Teams of students from Seton Hall University and beyond are invited to participate in a Solar Power Platform Hackathon from Oct. 21-23, a virtual event sponsored by Microsoft, the university and Solar Landscape.
Registration is now open and will close Saturday.
The event offers students the opportunity to learn and leverage Microsoft’s Power Platform and Azure Cloud services to drive an innovation mindset for students in artificial intelligence & data across multiple universities globally, giving them the opportunity to explore real-world problem areas.
The teams, which can include both undergraduate and graduate students, will conduct an initial analysis of the community solar landscape using Microsoft’s platforms (Azure and Power Platform). Microsoft will provide technical expertise to students on how to use the tools, and students can work on ideas. They will then complete a prototype application and deliver a presentation explaining their prototype, including a video demonstrating it.
The event would be conducted remotely and is expected to foster collaboration across universities.

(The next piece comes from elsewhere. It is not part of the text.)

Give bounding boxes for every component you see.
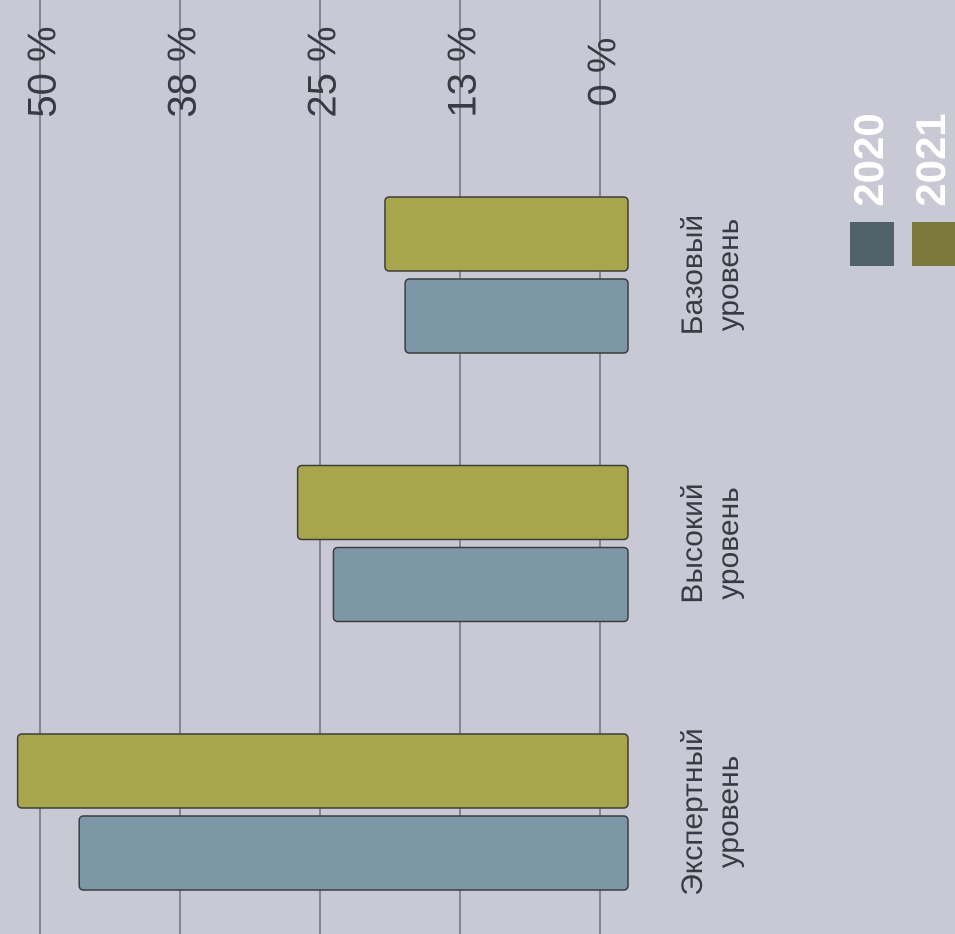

Each team should have a maximum of six members, and there are no defined guidelines on the skillset for each team member.
The hackathon’s goal is to encourage an understanding of the deployment of community solar panel technology for electricity generation in New Jersey. The hackathon is of special relevance for students interested in data science, computer science, environmental issues and public policy.
“The Solar Power Platform Hackathon is a great opportunity for students to help address an important issue of access to clean energy in New Jersey and to learn modern technologies for data science and cloud computing. The students leverage data to develop apps that help policymakers and ordinary citizens in New Jersey with the deployment of and access to solar energy facilities,” Manfred Minimair, professor and director of the M.S. in Data Science program at Seton Hall said.
At the hackathon, a keynote speech will be delivered by Katelyn Gold, director of community engagement at Solar Landscape.
The hackathon enables students to promote sustainability and address the challenge of climate change. It provides students with an opportunity to change the solar energy landscape with their technical and critical thinking skills.
Students from all educational disciplines are encouraged to participate.